Tom also told us about his other green practices on his land, which he is hoping to improve with grants from the government. The land is sloped to reclaim all rainwater that falls on it, forcing it into a little pond. Tom is hoping to build a basin next to the piles of compost to let the water settle and filter before transferring it to the pond, and then he is planning organic gardens for the land around the pond.
Visiting this farm has inspired us to get to work on our own compost. (Worms are next!) It’s comforting to stumble upon green practices and people who really believe sustainability is important. Hopefully we can visit more green or organic farms in the future.
Lately, I’ve been feeling frustrated in my quest to “green” my life, and I realized today it’s because the desire to green me has turned into a desire to green the whole world. I want so badly to convince others to believe in what I doing, to understand that we’re destroying our bodies and the environment without even knowing it. In my attempts to thoroughly research everything I want to blog about, I get distracted by trying to find a perfect solution.
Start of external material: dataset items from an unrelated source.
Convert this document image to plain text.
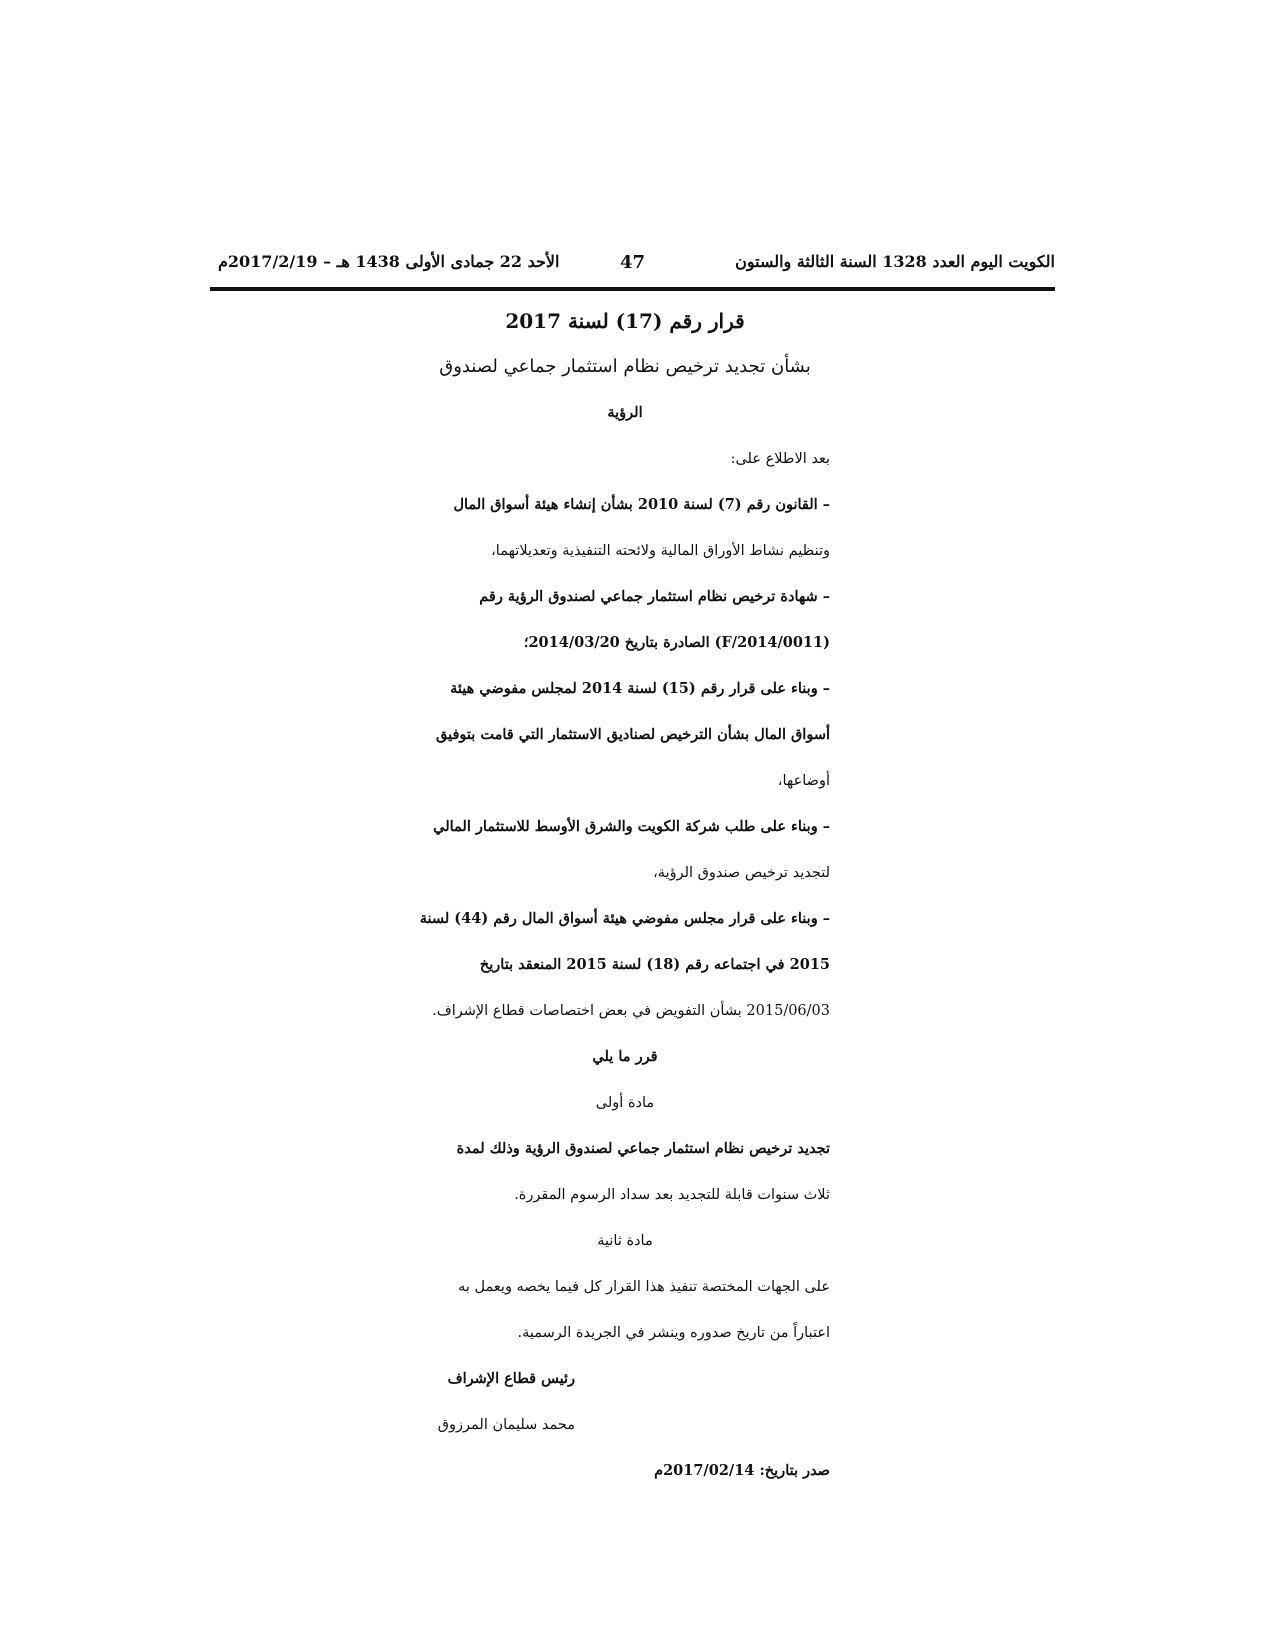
الكويت اليوم العدد 1328 السنة الثالثة والستون
47
الأحد 22 جمادى الأولى 1438 هـ – 2017/2/19م
قرار رقم (17) لسنة 2017
بشأن تجديد ترخيص نظام استثمار جماعي لصندوق
الرؤية
بعد الاطلاع على:
– القانون رقم (7) لسنة 2010 بشأن إنشاء هيئة أسواق المال
وتنظيم نشاط الأوراق المالية ولائحته التنفيذية وتعديلاتهما،
– شهادة ترخيص نظام استثمار جماعي لصندوق الرؤية رقم
(F/2014/0011) الصادرة بتاريخ 2014/03/20؛
– وبناء على قرار رقم (15) لسنة 2014 لمجلس مفوضي هيئة
أسواق المال بشأن الترخيص لصناديق الاستثمار التي قامت بتوفيق
أوضاعها،
– وبناء على طلب شركة الكويت والشرق الأوسط للاستثمار المالي
لتجديد ترخيص صندوق الرؤية،
– وبناء على قرار مجلس مفوضي هيئة أسواق المال رقم (44) لسنة
2015 في اجتماعه رقم (18) لسنة 2015 المنعقد بتاريخ
2015/06/03 بشأن التفويض في بعض اختصاصات قطاع الإشراف.
قرر ما يلي
مادة أولى
تجديد ترخيص نظام استثمار جماعي لصندوق الرؤية وذلك لمدة
ثلاث سنوات قابلة للتجديد بعد سداد الرسوم المقررة.
مادة ثانية
على الجهات المختصة تنفيذ هذا القرار كل فيما يخصه ويعمل به
اعتباراً من تاريخ صدوره وينشر في الجريدة الرسمية.
رئيس قطاع الإشراف
محمد سليمان المرزوق
صدر بتاريخ: 2017/02/14م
I need to remind myself that the little things do make a difference even though they can never be perfect and that eventually I will figure out what to do with all of this knowledge.
In the spirit of making the little things count, here are some of the ways Taylor and I have greened our lives recently:
This past weekend, I roasted a whole chicken. A two and half lb. free range organic chicken cost about the same as buying just one lb. of chicken breasts, and we got a fancy dinner out of it, sandwiches the next day, and about 2 quarts of stock to make soup. Buying a whole bird is more sustainable because processing and packaging are minimized. Plus, it was local!